His push continues. Universal Robina's sixth biscuit and wafer factory in Bangkok and fourth snack production line in Jakarta are to be up and running this year, he said.
Gokongwei has also steered Universal Robina into partnerships as a way to get into the premium market. In 2014, he entered into two joint ventures -- one with Japan's Calbee for premium potato chips and another with France's Danone for healthy beverage products. He also snapped up New Zealand-based cookie maker Griffin's Foods for NZ$700 million ($609 million at that time). The deal instantly gave Universal Robina a presence in the South Pacific.
Gokongwei said the Philippines market has received the new products well. "We do believe that the strategy is correct, that we have to focus on premiumization," he said, pointing out that Southeast Asia's middle classes will continue to expand.
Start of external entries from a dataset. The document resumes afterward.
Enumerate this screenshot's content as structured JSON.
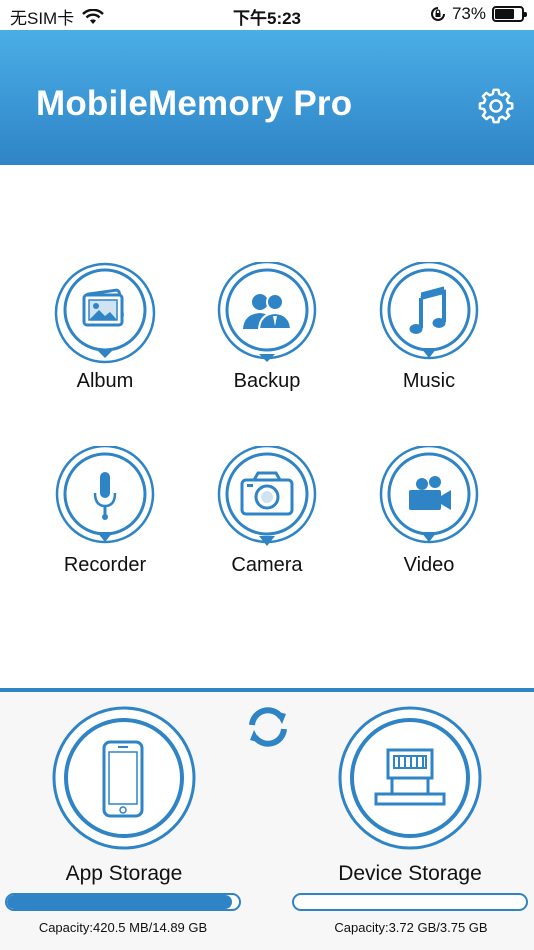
{
  "status_bar": {
    "carrier": "无SIM卡",
    "time": "下午5:23",
    "battery_percent": "73%",
    "battery_level": 0.73
  },
  "header": {
    "title": "MobileMemory Pro",
    "settings_icon": "gear-icon"
  },
  "features": [
    {
      "label": "Album",
      "icon": "album-icon"
    },
    {
      "label": "Backup",
      "icon": "backup-icon"
    },
    {
      "label": "Music",
      "icon": "music-icon"
    },
    {
      "label": "Recorder",
      "icon": "microphone-icon"
    },
    {
      "label": "Camera",
      "icon": "camera-icon"
    },
    {
      "label": "Video",
      "icon": "video-camera-icon"
    }
  ],
  "storage": {
    "refresh_icon": "refresh-icon",
    "app": {
      "label": "App Storage",
      "capacity": "Capacity:420.5 MB/14.89 GB",
      "fill": 0.97,
      "icon": "phone-icon"
    },
    "device": {
      "label": "Device Storage",
      "capacity": "Capacity:3.72 GB/3.75 GB",
      "fill": 0.0,
      "icon": "lightning-connector-icon"
    }
  },
  "colors": {
    "accent": "#2f84c6",
    "header_top": "#4aaee6",
    "background": "#ffffff"
  }
}
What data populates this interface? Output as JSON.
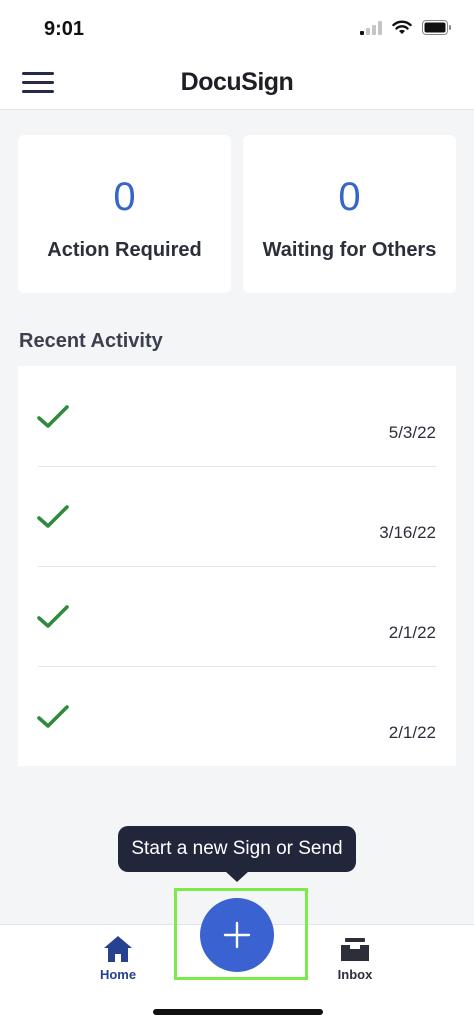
{
  "status_bar": {
    "time": "9:01"
  },
  "header": {
    "brand": "DocuSign"
  },
  "summary": {
    "action_required": {
      "count": "0",
      "label": "Action Required"
    },
    "waiting_for_others": {
      "count": "0",
      "label": "Waiting for Others"
    }
  },
  "recent_activity": {
    "title": "Recent Activity",
    "items": [
      {
        "status_icon": "check-icon",
        "date": "5/3/22"
      },
      {
        "status_icon": "check-icon",
        "date": "3/16/22"
      },
      {
        "status_icon": "check-icon",
        "date": "2/1/22"
      },
      {
        "status_icon": "check-icon",
        "date": "2/1/22"
      }
    ]
  },
  "tooltip": {
    "text": "Start a new Sign or Send"
  },
  "tab_bar": {
    "home_label": "Home",
    "inbox_label": "Inbox"
  },
  "colors": {
    "accent": "#3a62d0",
    "check": "#2e8b3e",
    "tooltip_bg": "#22263a",
    "highlight": "#7bea4a"
  }
}
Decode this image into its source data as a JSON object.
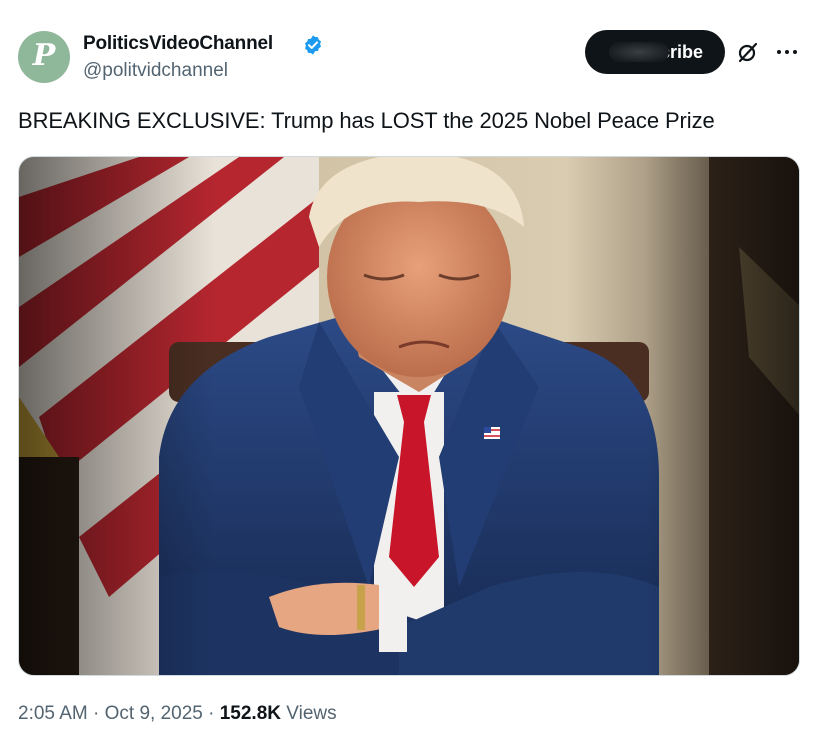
{
  "author": {
    "avatar_letter": "P",
    "display_name": "PoliticsVideoChannel",
    "handle": "@politvidchannel",
    "verified": true
  },
  "header": {
    "subscribe_label": "cribe",
    "grok_icon": "grok-slash-circle-icon",
    "more_icon": "more-horizontal-icon"
  },
  "tweet": {
    "text": "BREAKING EXCLUSIVE: Trump has LOST the 2025 Nobel Peace Prize"
  },
  "media": {
    "description_icon": "photo-man-in-suit-arms-crossed"
  },
  "meta": {
    "time": "2:05 AM",
    "separator": "·",
    "date": "Oct 9, 2025",
    "views_count": "152.8K",
    "views_label": "Views"
  },
  "colors": {
    "accent": "#1d9bf0",
    "text_primary": "#0f1419",
    "text_secondary": "#536471",
    "avatar_bg": "#8fb79a"
  }
}
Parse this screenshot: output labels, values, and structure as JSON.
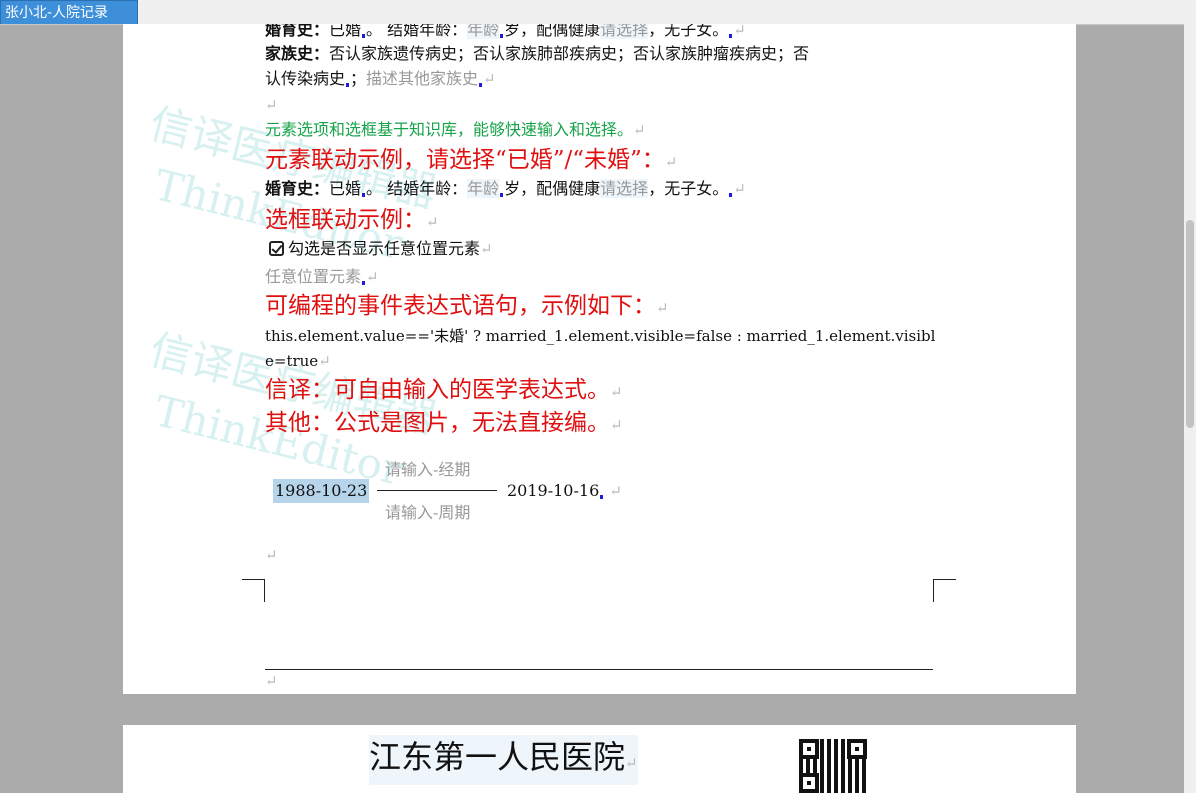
{
  "tab": {
    "title": "张小北-人院记录"
  },
  "watermark": {
    "line1": "信译医疗编辑器",
    "line2": "ThinkEditor"
  },
  "doc": {
    "marital_top": {
      "label": "婚育史：",
      "value": "已婚",
      "age_label": "结婚年龄：",
      "age_ph": "年龄",
      "text1": "岁，配偶健康",
      "spouse_ph": "请选择",
      "text2": "，无子女。"
    },
    "family": {
      "label": "家族史：",
      "text1": "否认家族遗传病史；否认家族肺部疾病史；否认家族肿瘤疾病史；否",
      "text2": "认传染病史",
      "sep": "；",
      "desc_ph": "描述其他家族史"
    },
    "note_green": "元素选项和选框基于知识库，能够快速输入和选择。",
    "demo_link": "元素联动示例，请选择“已婚”/“未婚”：",
    "marital_bottom": {
      "label": "婚育史：",
      "value": "已婚",
      "age_label": "结婚年龄：",
      "age_ph": "年龄",
      "text1": "岁，配偶健康",
      "spouse_ph": "请选择",
      "text2": "，无子女。"
    },
    "box_demo": "选框联动示例：",
    "checkbox_label": "勾选是否显示任意位置元素",
    "any_pos": "任意位置元素",
    "event_title": "可编程的事件表达式语句，示例如下：",
    "code_line1": "this.element.value=='未婚' ? married_1.element.visible=false : married_1.element.visibl",
    "code_line2": "e=true",
    "xinyi": "信译：可自由输入的医学表达式。",
    "other": "其他：公式是图片，无法直接编。",
    "formula": {
      "start": "1988-10-23",
      "top_ph": "请输入-经期",
      "bottom_ph": "请输入-周期",
      "end": "2019-10-16"
    }
  },
  "page2": {
    "hospital": "江东第一人民医院"
  },
  "qr": {
    "icon": "qr-code-icon"
  }
}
In the first nine months of its current fiscal year, Universal Robina's net sales rose 18% to 81.9 billion pesos, while net income grew 12% to 9.6 billion pesos, making it the biggest business in the JG Summit group.
Gokongwei has also been overseeing Cebu Pacific since it began flying in 1996. Back then, it shook up the Philippine aviation industry, virtually monopolized by Philippine Airlines, a full-service carrier. Today it is becoming a major regional player. It ended 2015 with 55 aircraft and a flight network of over 90 routes covering 60 destinations, including 11 in Southeast Asia. It flew 13.7 million passengers in the nine months ending September.
Universal Robina's production facilities in Asia
Start of operation
Chips, biscuits, candies, chocolates
Chips, biscuits, cakes, candies, chocolates
Chips, biscuits, beverages
Snacks, candies, chocolates
Biscuits, candies, beverages
In what was a turbulent 2015 for airlines, partly due to safety concerns and cooling growth, shares of Cebu Air fell 4.5%. Regional counterparts, meanwhile, were battered. Shares of AirAsia, the region's largest low-cost airline, plunged 48.3% while those of Thailand's Nok Air plummeted 46.6%.
Among the challenges ahead is the slow progress the Philippines is making in building out transportation infrastructure. The lack of progress is an obstacle to Cebu Air's expansion, according to Cua, the COL Financial analyst.
As for Universal Robina, with global food and beverage companies racing to take advantage of Southeast Asia's 600 million mouths, competition is expected to become harsher, said Lexter Azurin, head of research at Unicapital Securities.
In the coffee segment, where Universal Robina has expanded its market share in recent years, competitors Nestle and PT Mayora Indah are expected to retaliate. Gokongwei said his company will not be complacent.
"We plan to execute defensive strategies to protect our market share against the aggressive moves of our competitors," Gokongwei told analysts during the company's most recent earnings call, in August.
Despite the headwinds, the regional focus remains intact. "We are firm [in the] belief that, for many reasons, Asia will continue to grow faster than the developed countries," he told the Nikkei Asian Review in 2014. "We are fortunate that we are concentrated in this area."
As a leader wearing several hats, Gokongwei told Nikkei Asian Review on Jan. 6 that growing one business would not be at the expense of another to beef up JG Summit's existence as a regional player.
"There are seven businesses within the group; they are all your children. You love them equally and some children, at certain times require more attention, and you just spend more time," the father of two said. "You try to meet them regularly. When there is an issue, there is more time [to spend] with them."